Were you a beneficiary of mortgage debt relief this year? If
so, it’s important that you understand how that debt relief will impact your
2013 taxes, especially since 2013 is the final year of The Mortgage Debt Relief
Act of 2007.
Debt that was reduced through restructuring and forgiveness
may qualify for relief. We’ll discuss the rules so you can figure out if that
amount is tax free.
Debt Forgiveness Isn’t Normally Tax Free
Normally, debt forgiveness isn’t tax free. In many cases,
you are required to pay taxes on the amount of the forgiven debt as if it is
income. However, the Mortgage Forgiveness Debt Relief Act of 2007 has made it
possible for you to avoid paying income tax on forgiven mortgage debt — at
least until the law expires at the end of 2013.
The law has been extended more than once since it was
passed, because it was only intended to be temporary. Congress might decide to
extend the law again, but as of right now, your forgiven mortgage debt is only
tax free through the end of this year.
What are the Restrictions on the Mortgage Forgiveness Debt
Relief Act of 2007?
As with most tax related laws, there are some requirements
and restrictions that come with this law. First of all, the forgiven debt must
be secured by your primary residence. Additionally, there is a $2 million limit
on the amount that qualifies for those who are married filing jointly. You can
also use the forgiveness provision and apply it to refinancing, as long as the
old mortgage, immediately before the refinance, qualifies.

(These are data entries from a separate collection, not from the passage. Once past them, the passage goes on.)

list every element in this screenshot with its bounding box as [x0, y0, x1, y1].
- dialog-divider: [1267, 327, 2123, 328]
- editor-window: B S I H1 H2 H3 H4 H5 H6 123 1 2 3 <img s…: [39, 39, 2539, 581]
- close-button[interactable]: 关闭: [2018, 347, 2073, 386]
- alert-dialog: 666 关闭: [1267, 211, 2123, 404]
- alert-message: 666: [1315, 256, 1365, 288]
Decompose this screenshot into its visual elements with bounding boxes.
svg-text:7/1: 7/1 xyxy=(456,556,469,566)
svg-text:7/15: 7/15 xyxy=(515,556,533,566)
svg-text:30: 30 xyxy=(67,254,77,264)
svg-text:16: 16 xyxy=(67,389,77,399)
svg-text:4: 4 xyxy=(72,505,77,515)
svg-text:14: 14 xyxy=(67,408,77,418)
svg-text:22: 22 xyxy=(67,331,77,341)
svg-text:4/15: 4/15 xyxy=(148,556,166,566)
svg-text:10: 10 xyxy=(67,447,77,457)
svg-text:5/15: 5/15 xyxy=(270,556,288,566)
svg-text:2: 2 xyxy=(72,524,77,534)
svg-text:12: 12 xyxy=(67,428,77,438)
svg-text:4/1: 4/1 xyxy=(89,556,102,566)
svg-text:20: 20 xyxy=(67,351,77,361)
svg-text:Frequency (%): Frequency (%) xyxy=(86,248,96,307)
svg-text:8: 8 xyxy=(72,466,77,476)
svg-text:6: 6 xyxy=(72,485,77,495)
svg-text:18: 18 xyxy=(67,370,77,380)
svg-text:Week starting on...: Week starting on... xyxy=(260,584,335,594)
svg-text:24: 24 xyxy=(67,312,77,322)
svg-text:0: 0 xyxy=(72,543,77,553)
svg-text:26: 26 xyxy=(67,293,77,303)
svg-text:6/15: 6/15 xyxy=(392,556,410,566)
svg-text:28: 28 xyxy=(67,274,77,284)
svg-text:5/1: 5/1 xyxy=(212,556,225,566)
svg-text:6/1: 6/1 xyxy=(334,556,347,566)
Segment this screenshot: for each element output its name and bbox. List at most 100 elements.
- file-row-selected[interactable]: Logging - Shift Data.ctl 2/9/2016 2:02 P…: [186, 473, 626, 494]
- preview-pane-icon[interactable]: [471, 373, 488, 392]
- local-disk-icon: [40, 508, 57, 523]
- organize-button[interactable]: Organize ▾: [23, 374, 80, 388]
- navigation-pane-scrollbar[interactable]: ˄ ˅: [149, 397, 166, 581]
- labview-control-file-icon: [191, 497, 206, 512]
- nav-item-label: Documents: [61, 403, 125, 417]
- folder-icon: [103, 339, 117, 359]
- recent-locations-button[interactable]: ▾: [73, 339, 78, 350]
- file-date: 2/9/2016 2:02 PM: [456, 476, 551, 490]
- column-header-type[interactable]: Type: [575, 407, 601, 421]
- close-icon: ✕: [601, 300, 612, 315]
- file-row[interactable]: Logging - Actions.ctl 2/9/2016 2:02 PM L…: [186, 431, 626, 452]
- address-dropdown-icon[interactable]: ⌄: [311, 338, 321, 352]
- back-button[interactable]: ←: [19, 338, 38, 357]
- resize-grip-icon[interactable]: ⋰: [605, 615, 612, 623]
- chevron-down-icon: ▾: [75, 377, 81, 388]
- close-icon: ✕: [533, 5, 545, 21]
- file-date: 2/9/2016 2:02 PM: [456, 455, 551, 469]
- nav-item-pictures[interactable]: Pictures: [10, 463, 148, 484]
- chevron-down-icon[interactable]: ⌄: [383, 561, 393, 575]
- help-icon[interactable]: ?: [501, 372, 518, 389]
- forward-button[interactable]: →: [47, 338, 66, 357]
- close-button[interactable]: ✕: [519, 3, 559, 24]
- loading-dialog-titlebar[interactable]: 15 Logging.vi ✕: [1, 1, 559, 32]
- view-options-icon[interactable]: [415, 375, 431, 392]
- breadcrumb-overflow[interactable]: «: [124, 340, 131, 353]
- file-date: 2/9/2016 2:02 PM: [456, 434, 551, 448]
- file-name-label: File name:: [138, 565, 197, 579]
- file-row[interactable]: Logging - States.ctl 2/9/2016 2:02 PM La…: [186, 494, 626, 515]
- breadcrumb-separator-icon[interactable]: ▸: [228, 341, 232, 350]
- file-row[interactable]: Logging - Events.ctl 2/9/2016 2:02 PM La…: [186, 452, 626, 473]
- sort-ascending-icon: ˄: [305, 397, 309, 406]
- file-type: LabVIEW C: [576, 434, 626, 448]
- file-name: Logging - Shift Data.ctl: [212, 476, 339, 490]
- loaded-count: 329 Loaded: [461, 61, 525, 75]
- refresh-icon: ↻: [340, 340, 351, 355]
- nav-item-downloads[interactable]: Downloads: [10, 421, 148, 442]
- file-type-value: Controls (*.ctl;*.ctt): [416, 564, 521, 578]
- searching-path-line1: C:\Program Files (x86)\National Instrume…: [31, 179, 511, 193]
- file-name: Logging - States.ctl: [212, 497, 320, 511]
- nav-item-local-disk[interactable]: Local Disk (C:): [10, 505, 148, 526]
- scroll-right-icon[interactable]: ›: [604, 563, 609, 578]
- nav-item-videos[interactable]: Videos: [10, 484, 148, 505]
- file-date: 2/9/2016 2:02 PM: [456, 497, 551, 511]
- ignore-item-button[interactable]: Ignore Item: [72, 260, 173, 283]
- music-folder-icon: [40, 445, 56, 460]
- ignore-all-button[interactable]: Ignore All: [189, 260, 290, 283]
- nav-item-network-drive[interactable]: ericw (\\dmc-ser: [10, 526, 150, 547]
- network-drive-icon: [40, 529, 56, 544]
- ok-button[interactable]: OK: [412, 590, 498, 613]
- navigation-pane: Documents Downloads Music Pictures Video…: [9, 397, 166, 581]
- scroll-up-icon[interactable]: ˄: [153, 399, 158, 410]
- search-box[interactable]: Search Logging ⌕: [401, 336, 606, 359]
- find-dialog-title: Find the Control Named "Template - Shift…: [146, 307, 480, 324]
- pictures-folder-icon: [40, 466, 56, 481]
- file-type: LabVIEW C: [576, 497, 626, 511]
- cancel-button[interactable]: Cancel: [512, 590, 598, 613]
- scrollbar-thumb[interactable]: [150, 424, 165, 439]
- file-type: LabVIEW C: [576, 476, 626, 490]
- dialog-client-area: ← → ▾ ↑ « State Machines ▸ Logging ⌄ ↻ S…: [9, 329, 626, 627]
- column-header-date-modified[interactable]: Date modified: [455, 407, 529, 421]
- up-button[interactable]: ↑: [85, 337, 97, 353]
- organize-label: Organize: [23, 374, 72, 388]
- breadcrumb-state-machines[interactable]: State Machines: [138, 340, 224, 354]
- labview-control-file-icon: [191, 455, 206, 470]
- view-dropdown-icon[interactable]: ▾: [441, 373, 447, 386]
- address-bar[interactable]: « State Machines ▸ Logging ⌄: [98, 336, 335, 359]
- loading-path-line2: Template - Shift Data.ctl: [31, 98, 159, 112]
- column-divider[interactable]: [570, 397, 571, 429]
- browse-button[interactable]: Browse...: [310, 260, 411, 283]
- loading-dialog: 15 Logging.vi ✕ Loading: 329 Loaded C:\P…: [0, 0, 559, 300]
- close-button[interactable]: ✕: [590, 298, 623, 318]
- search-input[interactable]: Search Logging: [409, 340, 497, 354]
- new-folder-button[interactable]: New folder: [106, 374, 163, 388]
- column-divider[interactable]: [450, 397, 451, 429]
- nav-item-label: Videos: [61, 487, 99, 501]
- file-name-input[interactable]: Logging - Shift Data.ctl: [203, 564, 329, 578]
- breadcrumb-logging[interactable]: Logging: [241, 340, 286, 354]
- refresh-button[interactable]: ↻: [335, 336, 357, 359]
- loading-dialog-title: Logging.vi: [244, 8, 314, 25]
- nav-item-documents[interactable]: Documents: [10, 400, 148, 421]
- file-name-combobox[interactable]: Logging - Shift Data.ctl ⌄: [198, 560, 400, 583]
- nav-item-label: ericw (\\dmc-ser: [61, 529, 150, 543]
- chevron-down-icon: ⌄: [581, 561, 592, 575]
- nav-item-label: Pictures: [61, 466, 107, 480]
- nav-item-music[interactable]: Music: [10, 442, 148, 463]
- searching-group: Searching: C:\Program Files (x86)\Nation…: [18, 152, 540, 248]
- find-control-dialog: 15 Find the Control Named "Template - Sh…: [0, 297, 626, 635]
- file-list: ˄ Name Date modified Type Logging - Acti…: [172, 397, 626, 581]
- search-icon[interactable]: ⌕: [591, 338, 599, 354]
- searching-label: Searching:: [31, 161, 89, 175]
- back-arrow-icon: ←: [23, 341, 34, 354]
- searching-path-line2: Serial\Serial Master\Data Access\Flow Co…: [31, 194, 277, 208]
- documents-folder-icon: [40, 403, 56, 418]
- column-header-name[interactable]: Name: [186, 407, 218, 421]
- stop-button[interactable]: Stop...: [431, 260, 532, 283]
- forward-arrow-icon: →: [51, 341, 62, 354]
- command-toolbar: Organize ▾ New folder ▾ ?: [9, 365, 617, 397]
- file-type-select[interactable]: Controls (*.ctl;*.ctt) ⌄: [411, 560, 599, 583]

It’s important to note that this law only applies to
mortgage debt. Other types of forgiven debt, such as credit card debt, aren’t
included. If your other types of debt have been forgiven (except in specific
circumstances), you will have to treat the forgiven debt as income, and pay
taxes on it.
What is Mortgage Forgiveness?
Mortgage forgiveness might come as a result of a loan
modification or a short sale. Basically, if the lender says that you don’t have
to pay a portion of your mortgage, that is the amount forgiven. So, if you have
a balance of $170,000 when you perform a short sale for $150,000, the amount
forgiven is $20,000. In normal circumstance, you would add that $20,000 to your
income, which means higher taxes (especially if the amount bumps you up into
another tax bracket). However, until the end of 2013, you don’t have to pay
taxes on that amount, as long as you meet the requirements.